Throughout the last quarter of the 20th century, IDS was part of several historic progressive projects and events. In December 1980, IDS organized a three-day conference, “Eurosocialism and America” that brought over 2000 U.S.-based activists to D.C. to meet with the leaders of social democratic and democratic socialist political movements from Europe and the developing world to explore how democratic socialist policy alternatives could benefit the United States. Speakers included heads of state or soon-to-be heads of state such as Willy Brandt of Germany, François Mitterrand of France, Olof Palme of Sweden, and Michael Manley of Jamaica.

A harbinger to today’s Medicare-for-All movement, in 1993 IDS (with help from organized labor such as the United Automobile Workers) brought trade unionists, doctors, and parliamentarians from Canada to speak at public forums and press conferences across the United States on the applicability of the Canadian single-payer health care system to the United States. The tour played a significant role in the creation of the single-payer movement in this country.
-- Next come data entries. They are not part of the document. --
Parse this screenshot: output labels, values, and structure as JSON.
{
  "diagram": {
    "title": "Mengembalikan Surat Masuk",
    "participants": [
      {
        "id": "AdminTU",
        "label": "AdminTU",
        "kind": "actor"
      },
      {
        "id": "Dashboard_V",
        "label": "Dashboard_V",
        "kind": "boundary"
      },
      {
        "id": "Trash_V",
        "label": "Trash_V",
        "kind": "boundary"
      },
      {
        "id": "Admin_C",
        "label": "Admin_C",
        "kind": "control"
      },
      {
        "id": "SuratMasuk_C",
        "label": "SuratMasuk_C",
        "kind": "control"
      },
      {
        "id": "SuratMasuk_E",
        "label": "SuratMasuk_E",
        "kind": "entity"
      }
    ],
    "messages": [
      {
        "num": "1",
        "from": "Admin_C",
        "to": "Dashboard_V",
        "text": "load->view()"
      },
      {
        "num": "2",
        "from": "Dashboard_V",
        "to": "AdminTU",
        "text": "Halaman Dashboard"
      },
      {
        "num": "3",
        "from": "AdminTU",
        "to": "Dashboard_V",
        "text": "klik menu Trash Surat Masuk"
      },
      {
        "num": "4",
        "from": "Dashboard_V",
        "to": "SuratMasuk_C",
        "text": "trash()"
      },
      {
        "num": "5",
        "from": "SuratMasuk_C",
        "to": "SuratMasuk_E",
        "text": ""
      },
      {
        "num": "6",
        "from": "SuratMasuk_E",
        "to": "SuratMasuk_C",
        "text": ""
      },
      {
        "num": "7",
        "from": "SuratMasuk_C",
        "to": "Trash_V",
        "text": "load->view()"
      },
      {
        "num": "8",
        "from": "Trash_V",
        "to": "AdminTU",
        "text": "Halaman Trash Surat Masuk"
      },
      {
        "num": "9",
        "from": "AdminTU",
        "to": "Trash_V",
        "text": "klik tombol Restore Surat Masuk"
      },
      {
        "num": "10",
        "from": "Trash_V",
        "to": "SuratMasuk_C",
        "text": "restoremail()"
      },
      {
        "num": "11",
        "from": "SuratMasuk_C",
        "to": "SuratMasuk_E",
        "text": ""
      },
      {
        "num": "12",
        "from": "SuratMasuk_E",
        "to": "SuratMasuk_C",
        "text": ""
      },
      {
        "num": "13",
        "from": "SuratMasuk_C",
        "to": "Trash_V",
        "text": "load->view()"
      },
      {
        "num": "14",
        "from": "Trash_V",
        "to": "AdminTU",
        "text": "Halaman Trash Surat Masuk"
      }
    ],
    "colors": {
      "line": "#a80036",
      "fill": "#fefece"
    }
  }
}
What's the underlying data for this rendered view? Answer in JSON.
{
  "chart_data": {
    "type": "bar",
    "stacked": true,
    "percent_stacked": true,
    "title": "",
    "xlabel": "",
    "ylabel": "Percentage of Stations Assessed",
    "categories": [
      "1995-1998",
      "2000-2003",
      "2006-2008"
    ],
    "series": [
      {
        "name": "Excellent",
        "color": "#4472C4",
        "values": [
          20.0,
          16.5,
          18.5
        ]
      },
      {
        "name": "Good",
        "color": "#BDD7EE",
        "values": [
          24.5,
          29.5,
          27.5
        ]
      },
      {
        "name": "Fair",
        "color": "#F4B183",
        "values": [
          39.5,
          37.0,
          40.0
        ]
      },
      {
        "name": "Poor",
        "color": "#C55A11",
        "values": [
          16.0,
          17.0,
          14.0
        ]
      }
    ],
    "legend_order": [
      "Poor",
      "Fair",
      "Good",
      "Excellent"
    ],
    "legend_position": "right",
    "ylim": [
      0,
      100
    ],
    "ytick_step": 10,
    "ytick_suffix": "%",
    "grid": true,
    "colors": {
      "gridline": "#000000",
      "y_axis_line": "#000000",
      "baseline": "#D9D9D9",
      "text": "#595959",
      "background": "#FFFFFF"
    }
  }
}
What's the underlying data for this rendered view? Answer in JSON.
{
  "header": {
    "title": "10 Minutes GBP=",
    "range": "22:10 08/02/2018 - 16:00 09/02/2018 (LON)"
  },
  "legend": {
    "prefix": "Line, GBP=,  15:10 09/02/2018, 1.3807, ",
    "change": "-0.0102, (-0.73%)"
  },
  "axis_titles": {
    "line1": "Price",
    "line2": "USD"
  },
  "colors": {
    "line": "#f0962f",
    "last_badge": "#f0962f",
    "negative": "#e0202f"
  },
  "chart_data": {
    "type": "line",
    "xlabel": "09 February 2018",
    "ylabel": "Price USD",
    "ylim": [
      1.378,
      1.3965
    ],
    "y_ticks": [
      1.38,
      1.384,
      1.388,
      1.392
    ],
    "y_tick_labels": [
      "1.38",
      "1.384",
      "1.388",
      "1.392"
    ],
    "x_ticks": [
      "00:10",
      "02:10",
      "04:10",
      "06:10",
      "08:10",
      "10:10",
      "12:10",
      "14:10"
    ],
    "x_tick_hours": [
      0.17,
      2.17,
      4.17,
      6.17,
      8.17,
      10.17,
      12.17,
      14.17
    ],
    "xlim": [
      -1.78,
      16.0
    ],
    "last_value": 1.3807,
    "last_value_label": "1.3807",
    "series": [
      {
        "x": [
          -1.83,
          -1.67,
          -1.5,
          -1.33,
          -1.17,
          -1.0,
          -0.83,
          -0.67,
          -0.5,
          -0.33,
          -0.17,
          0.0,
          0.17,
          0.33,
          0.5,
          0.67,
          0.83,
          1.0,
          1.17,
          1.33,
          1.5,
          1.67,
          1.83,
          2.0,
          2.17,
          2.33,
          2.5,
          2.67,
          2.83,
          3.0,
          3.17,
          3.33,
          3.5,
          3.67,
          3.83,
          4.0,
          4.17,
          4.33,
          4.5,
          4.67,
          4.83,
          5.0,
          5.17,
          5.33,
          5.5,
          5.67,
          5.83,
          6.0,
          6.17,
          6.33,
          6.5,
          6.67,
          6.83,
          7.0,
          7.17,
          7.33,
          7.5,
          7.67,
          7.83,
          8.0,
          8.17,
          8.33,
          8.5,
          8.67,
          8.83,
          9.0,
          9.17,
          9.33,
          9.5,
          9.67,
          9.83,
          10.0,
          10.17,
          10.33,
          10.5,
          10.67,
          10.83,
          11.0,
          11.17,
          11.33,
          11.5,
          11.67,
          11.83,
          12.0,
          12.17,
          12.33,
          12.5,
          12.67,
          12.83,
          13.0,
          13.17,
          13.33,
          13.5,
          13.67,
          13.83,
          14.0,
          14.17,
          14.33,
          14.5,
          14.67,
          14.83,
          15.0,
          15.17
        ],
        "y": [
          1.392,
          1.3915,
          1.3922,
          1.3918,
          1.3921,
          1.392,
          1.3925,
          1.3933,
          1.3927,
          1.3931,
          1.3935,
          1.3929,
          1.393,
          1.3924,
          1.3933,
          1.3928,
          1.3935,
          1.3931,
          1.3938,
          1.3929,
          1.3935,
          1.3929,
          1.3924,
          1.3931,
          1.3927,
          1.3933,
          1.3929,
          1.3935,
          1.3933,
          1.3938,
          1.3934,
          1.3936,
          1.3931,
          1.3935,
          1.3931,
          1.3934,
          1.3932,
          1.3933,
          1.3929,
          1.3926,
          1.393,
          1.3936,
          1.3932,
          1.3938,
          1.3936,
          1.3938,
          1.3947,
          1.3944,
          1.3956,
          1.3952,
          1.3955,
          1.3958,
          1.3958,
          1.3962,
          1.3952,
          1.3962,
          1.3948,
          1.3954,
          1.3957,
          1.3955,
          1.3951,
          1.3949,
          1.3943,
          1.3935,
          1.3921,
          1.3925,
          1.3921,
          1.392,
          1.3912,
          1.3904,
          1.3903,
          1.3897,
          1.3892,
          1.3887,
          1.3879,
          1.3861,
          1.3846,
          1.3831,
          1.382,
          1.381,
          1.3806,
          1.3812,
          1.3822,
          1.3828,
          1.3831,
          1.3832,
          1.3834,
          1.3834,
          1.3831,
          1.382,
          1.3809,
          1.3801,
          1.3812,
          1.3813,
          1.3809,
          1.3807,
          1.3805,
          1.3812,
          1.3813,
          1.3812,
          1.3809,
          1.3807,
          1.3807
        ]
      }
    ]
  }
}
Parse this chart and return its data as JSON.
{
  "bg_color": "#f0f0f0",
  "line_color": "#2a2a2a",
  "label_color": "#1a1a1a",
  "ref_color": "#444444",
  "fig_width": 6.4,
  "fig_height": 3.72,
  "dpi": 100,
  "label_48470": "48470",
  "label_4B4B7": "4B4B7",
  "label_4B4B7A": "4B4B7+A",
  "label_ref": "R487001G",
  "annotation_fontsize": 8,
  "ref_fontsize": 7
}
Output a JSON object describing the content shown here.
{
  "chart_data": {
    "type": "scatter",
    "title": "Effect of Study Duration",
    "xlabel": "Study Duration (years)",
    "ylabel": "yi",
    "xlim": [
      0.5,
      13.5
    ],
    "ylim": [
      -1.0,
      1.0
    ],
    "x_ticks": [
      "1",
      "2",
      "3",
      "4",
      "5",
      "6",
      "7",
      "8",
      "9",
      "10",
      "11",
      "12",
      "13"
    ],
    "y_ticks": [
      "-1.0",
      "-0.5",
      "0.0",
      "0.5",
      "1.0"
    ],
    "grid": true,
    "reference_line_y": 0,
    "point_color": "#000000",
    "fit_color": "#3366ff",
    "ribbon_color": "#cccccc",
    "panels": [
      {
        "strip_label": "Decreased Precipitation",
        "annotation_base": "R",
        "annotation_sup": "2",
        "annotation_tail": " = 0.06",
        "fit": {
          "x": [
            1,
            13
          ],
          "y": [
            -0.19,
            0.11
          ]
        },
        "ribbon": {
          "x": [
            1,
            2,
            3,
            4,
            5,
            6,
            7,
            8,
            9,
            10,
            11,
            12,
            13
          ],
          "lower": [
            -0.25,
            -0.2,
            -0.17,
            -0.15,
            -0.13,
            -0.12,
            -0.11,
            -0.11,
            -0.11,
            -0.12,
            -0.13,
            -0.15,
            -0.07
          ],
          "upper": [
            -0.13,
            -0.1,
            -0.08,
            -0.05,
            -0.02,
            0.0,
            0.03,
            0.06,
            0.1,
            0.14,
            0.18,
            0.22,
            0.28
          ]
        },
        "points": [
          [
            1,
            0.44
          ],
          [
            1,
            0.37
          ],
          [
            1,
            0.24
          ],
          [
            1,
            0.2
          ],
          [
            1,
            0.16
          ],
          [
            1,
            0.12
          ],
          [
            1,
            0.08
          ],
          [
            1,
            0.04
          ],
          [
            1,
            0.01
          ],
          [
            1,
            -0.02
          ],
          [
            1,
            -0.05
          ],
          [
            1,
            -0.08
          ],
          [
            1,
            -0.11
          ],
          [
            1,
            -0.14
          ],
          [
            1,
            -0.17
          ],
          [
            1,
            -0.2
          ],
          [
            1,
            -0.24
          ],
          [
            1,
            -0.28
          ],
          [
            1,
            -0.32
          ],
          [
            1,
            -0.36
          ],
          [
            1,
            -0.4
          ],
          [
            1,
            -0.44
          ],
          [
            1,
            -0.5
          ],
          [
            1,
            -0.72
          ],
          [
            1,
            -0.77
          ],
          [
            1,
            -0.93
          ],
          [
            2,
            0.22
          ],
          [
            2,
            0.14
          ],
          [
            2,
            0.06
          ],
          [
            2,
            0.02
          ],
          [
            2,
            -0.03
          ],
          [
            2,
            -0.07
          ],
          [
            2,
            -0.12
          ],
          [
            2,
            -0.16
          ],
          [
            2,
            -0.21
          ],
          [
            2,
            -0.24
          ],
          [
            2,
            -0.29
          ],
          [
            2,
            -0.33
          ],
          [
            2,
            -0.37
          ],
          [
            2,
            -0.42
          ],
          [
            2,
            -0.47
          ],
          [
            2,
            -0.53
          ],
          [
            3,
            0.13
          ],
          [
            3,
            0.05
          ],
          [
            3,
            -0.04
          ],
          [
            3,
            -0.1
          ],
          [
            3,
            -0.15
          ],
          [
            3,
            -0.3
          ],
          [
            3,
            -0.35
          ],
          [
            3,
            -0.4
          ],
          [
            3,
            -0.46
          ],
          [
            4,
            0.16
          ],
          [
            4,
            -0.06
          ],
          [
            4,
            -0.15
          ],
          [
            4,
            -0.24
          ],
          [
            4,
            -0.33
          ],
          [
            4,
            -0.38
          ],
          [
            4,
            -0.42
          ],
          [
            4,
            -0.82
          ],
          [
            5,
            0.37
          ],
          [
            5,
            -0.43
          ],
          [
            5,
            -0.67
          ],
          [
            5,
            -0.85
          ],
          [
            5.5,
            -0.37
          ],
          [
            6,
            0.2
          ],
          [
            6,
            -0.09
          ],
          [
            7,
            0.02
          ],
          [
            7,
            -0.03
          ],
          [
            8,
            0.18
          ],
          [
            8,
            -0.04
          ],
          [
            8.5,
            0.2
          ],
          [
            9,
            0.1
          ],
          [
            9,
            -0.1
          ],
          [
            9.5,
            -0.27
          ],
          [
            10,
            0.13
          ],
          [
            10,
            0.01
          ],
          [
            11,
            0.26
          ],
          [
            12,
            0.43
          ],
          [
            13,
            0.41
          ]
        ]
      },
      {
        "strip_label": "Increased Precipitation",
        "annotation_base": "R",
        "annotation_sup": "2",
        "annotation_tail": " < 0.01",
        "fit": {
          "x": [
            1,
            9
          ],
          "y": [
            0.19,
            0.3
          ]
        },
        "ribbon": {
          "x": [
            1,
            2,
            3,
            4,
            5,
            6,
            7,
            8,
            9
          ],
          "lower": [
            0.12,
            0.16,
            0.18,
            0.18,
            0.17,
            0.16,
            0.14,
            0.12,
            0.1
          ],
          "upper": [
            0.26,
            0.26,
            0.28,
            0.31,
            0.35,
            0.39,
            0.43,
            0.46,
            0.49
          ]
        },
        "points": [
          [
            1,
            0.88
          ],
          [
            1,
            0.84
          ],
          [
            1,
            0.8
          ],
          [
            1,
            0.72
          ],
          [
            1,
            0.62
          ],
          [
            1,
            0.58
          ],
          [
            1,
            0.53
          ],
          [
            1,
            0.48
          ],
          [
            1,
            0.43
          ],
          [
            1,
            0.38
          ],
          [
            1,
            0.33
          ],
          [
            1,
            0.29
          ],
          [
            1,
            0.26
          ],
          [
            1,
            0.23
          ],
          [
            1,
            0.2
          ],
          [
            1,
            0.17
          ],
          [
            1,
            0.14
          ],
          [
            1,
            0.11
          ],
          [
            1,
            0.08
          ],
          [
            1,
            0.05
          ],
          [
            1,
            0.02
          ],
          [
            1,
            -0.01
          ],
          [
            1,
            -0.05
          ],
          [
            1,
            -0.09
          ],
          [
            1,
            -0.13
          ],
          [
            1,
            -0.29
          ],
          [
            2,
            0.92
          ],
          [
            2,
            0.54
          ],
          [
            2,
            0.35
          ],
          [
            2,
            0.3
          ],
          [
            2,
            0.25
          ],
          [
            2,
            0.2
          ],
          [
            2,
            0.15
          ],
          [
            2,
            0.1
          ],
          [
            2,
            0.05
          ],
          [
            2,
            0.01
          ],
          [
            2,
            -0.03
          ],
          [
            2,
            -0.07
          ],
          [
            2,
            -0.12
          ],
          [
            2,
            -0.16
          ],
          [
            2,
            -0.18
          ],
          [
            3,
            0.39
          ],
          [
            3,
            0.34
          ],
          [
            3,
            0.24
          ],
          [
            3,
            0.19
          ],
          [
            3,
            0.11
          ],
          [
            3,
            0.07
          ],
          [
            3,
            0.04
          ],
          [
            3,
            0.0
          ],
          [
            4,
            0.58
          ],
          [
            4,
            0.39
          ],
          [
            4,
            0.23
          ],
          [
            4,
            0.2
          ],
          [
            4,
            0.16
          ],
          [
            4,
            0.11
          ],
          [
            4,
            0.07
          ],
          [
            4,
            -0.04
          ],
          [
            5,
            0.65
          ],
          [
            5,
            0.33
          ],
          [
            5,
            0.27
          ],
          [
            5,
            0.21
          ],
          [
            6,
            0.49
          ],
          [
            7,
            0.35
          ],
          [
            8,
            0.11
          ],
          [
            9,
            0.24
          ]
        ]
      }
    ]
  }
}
In the mid-1990s, IDS changed its name to the Democratic Socialists of America Fund. During this time, it lent significant support to the Prison Moratorium Project, coordinated by DSA’s youth section (now the Young Democratic Socialists of America). This effort to divest from private prisons into public education led Sodexho to abandon its carceral business practices.

Throughout this millennium, DSA Fund has continued to advocate for democratic socialism. More recent projects include supporting a Eugene Debs book project and GET UP, a popular education program about economic inequality. Each year, the fund has provided generous support to young socialists attending both the annual winter and summer youth conferences. In total, 10,000 college-age socialists have attended these events over the past 40 years.
Today the DSA Fund continues to build the socialist project and advance educational work around alternatives to capitalism.